Noah Spence to Eastern Kentucky

Former Ohio State Buckeyes defensive end Noah Spence is transferring to Eastern Kentucky, a Football Championship Subdivision program, his father told ESPN.com on Monday night.

Spence played for Ohio State in 2012 and 2013 before being suspended and eventually declared ineligible after failing two drug tests. He was initially suspended for the 2014 Orange Bowl and the first two games of the 2014 season after testing positive for ecstasy last December.

A second positive test late this summer caused the Big Ten to indefinitely suspend Spence and eventually deny his appeal for reinstatement in November.

Spence's father, Greg, said Noah considered several FCS transfer destinations but settled on Eastern Kentucky.

"It's a great institution that has a wonderful family atmosphere, which he was used to from being at Ohio State," Greg Spence said. "Coach [Dean] Hood and his coaching staff are wonderful gentlemen that take care of the student-athlete as a whole person, on the field and off. Something Noah really needed as a continuum from what Coach [Urban] Meyer has been doing.

"He's extremely excited to play football again as well as grateful for another opportunity."

SI.com earlier reported Spence's transfer decision.

Noah Spence, a former five-star recruit, recorded eight sacks and 14.5 tackles for loss in 2013, earning first-team All-Big Ten honors. He explored entering the NFL draft and had been projected as a third- to fifth-round draft pick. But he opted for another year in college.
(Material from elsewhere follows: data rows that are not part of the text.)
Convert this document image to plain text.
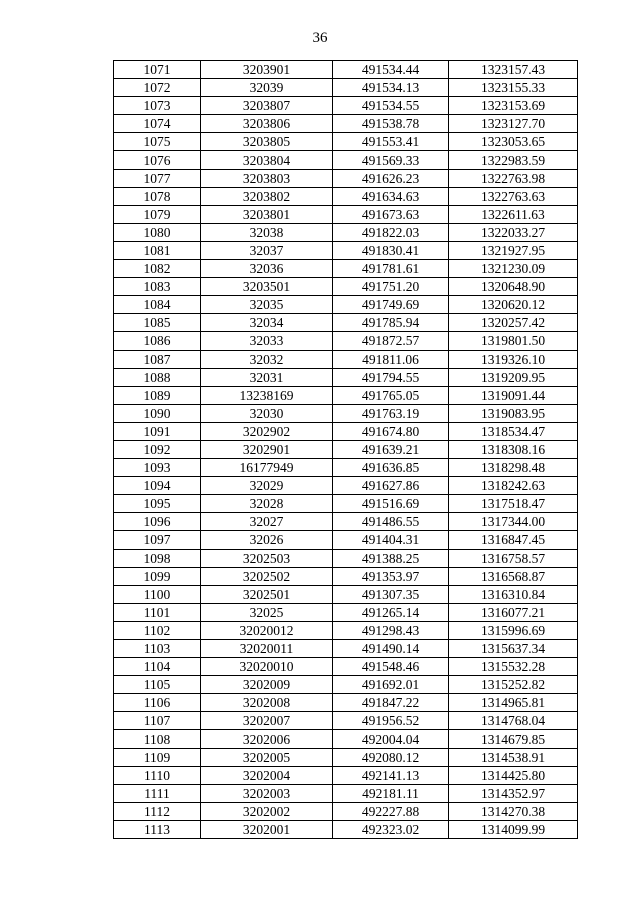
36
1071	3203901	491534.44	1323157.43
1072	32039	491534.13	1323155.33
1073	3203807	491534.55	1323153.69
1074	3203806	491538.78	1323127.70
1075	3203805	491553.41	1323053.65
1076	3203804	491569.33	1322983.59
1077	3203803	491626.23	1322763.98
1078	3203802	491634.63	1322763.63
1079	3203801	491673.63	1322611.63
1080	32038	491822.03	1322033.27
1081	32037	491830.41	1321927.95
1082	32036	491781.61	1321230.09
1083	3203501	491751.20	1320648.90
1084	32035	491749.69	1320620.12
1085	32034	491785.94	1320257.42
1086	32033	491872.57	1319801.50
1087	32032	491811.06	1319326.10
1088	32031	491794.55	1319209.95
1089	13238169	491765.05	1319091.44
1090	32030	491763.19	1319083.95
1091	3202902	491674.80	1318534.47
1092	3202901	491639.21	1318308.16
1093	16177949	491636.85	1318298.48
1094	32029	491627.86	1318242.63
1095	32028	491516.69	1317518.47
1096	32027	491486.55	1317344.00
1097	32026	491404.31	1316847.45
1098	3202503	491388.25	1316758.57
1099	3202502	491353.97	1316568.87
1100	3202501	491307.35	1316310.84
1101	32025	491265.14	1316077.21
1102	32020012	491298.43	1315996.69
1103	32020011	491490.14	1315637.34
1104	32020010	491548.46	1315532.28
1105	3202009	491692.01	1315252.82
1106	3202008	491847.22	1314965.81
1107	3202007	491956.52	1314768.04
1108	3202006	492004.04	1314679.85
1109	3202005	492080.12	1314538.91
1110	3202004	492141.13	1314425.80
1111	3202003	492181.11	1314352.97
1112	3202002	492227.88	1314270.38
1113	3202001	492323.02	1314099.99
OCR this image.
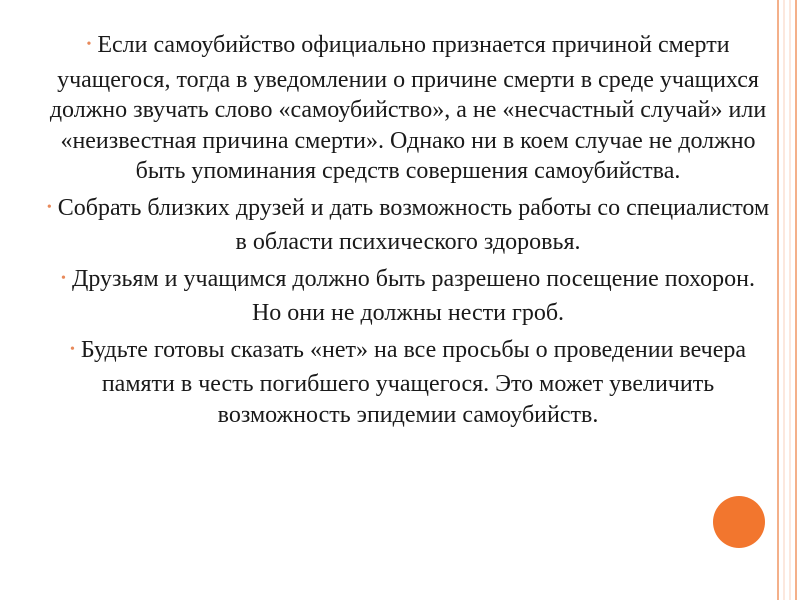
• Если самоубийство официально признается причиной смерти учащегося, тогда в уведомлении о причине смерти в среде учащихся должно звучать слово «самоубийство», а не «несчастный случай» или «неизвестная причина смерти». Однако ни в коем случае не должно быть упоминания средств совершения самоубийства.

• Собрать близких друзей и дать возможность работы со специалистом в области психического здоровья.

• Друзьям и учащимся должно быть разрешено посещение похорон. Но они не должны нести гроб.

• Будьте готовы сказать «нет» на все просьбы о проведении вечера памяти в честь погибшего учащегося. Это может увеличить возможность эпидемии самоубийств.
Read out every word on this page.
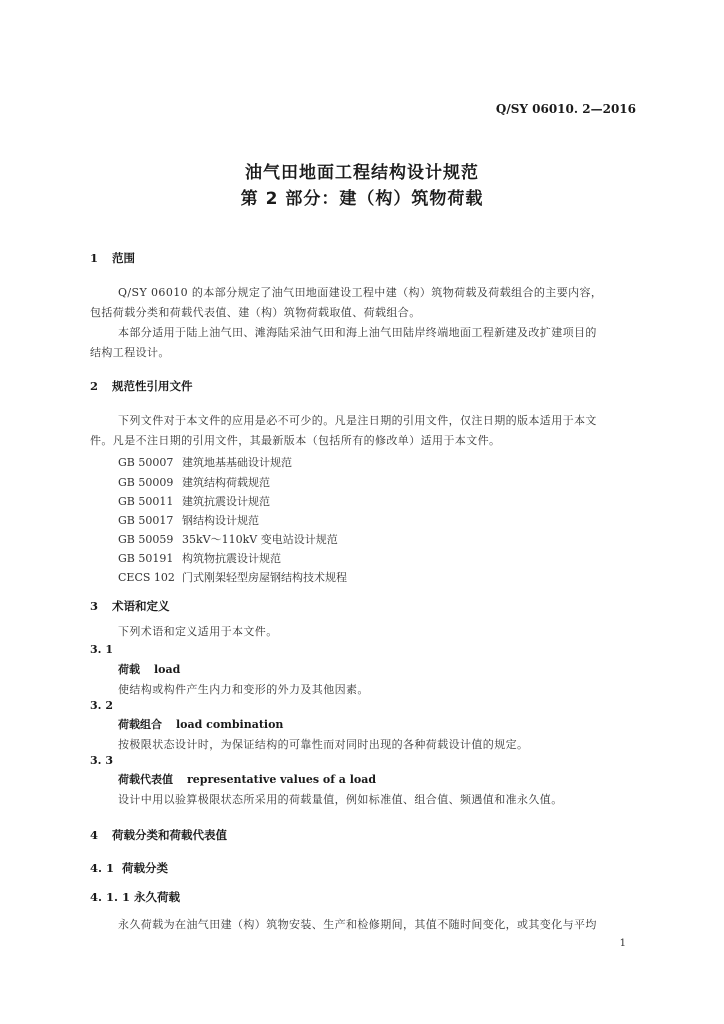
Q/SY 06010. 2—2016
油气田地面工程结构设计规范
第 2 部分：建（构）筑物荷载
1 范围
Q/SY 06010 的本部分规定了油气田地面建设工程中建（构）筑物荷载及荷载组合的主要内容，
包括荷载分类和荷载代表值、建（构）筑物荷载取值、荷载组合。
本部分适用于陆上油气田、滩海陆采油气田和海上油气田陆岸终端地面工程新建及改扩建项目的
结构工程设计。
2 规范性引用文件
下列文件对于本文件的应用是必不可少的。凡是注日期的引用文件，仅注日期的版本适用于本文
件。凡是不注日期的引用文件，其最新版本（包括所有的修改单）适用于本文件。
GB 50007 建筑地基基础设计规范
GB 50009 建筑结构荷载规范
GB 50011 建筑抗震设计规范
GB 50017 钢结构设计规范
GB 50059 35kV～110kV 变电站设计规范
GB 50191 构筑物抗震设计规范
CECS 102 门式刚架轻型房屋钢结构技术规程
3 术语和定义
下列术语和定义适用于本文件。
3. 1
荷载 load
使结构或构件产生内力和变形的外力及其他因素。
3. 2
荷载组合 load combination
按极限状态设计时，为保证结构的可靠性而对同时出现的各种荷载设计值的规定。
3. 3
荷载代表值 representative values of a load
设计中用以验算极限状态所采用的荷载量值，例如标准值、组合值、频遇值和准永久值。
4 荷载分类和荷载代表值
4. 1 荷载分类
4. 1. 1 永久荷载
永久荷载为在油气田建（构）筑物安装、生产和检修期间，其值不随时间变化，或其变化与平均
1
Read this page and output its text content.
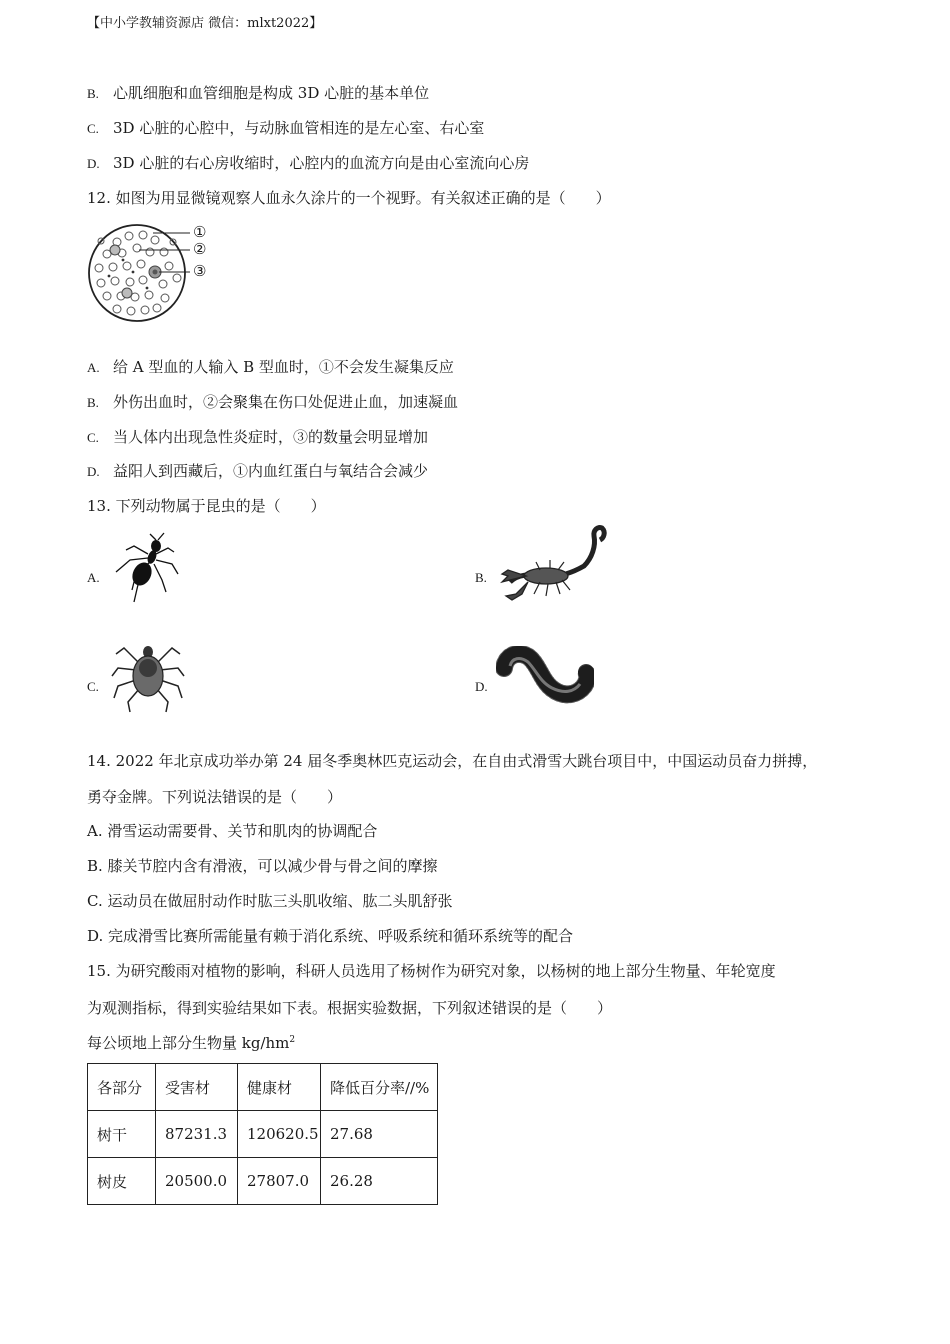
【中小学教辅资源店 微信：mlxt2022】
B. 心肌细胞和血管细胞是构成 3D 心脏的基本单位
C. 3D 心脏的心腔中，与动脉血管相连的是左心室、右心室
D. 3D 心脏的右心房收缩时，心腔内的血流方向是由心室流向心房
12. 如图为用显微镜观察人血永久涂片的一个视野。有关叙述正确的是（　　）
①
②
③
A. 给 A 型血的人输入 B 型血时，①不会发生凝集反应
B. 外伤出血时，②会聚集在伤口处促进止血，加速凝血
C. 当人体内出现急性炎症时，③的数量会明显增加
D. 益阳人到西藏后，①内血红蛋白与氧结合会减少
13. 下列动物属于昆虫的是（　　）
A.	B.
C.	D.
14. 2022 年北京成功举办第 24 届冬季奥林匹克运动会，在自由式滑雪大跳台项目中，中国运动员奋力拼搏，
勇夺金牌。下列说法错误的是（　　）
A. 滑雪运动需要骨、关节和肌肉的协调配合
B. 膝关节腔内含有滑液，可以减少骨与骨之间的摩擦
C. 运动员在做屈肘动作时肱三头肌收缩、肱二头肌舒张
D. 完成滑雪比赛所需能量有赖于消化系统、呼吸系统和循环系统等的配合
15. 为研究酸雨对植物的影响，科研人员选用了杨树作为研究对象，以杨树的地上部分生物量、年轮宽度
为观测指标，得到实验结果如下表。根据实验数据，下列叙述错误的是（　　）
每公顷地上部分生物量 $kg/hm^2$
各部分	受害材	健康材	降低百分率//%
树干	87231.3	120620.5	27.68
树皮	20500.0	27807.0	26.28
Noah is on track to graduate in December.

"Noah needed another year of growth and maturity, especially regarding decision-making," Greg Spence said, "so he could have a long, sustained career at the next level."

Greg Spence said his son has sought help with his past issues.

"He continues to be open and receptive to all of the guidance that has been provided professionally and non-professionally in regards to those areas of concern," Greg Spence said.

Greg Spence thanked Meyer and the Ohio State coaches for their support and for keeping Noah involved with the team during its run to a national championship.

"They continue to stay in his corner," Greg Spence said.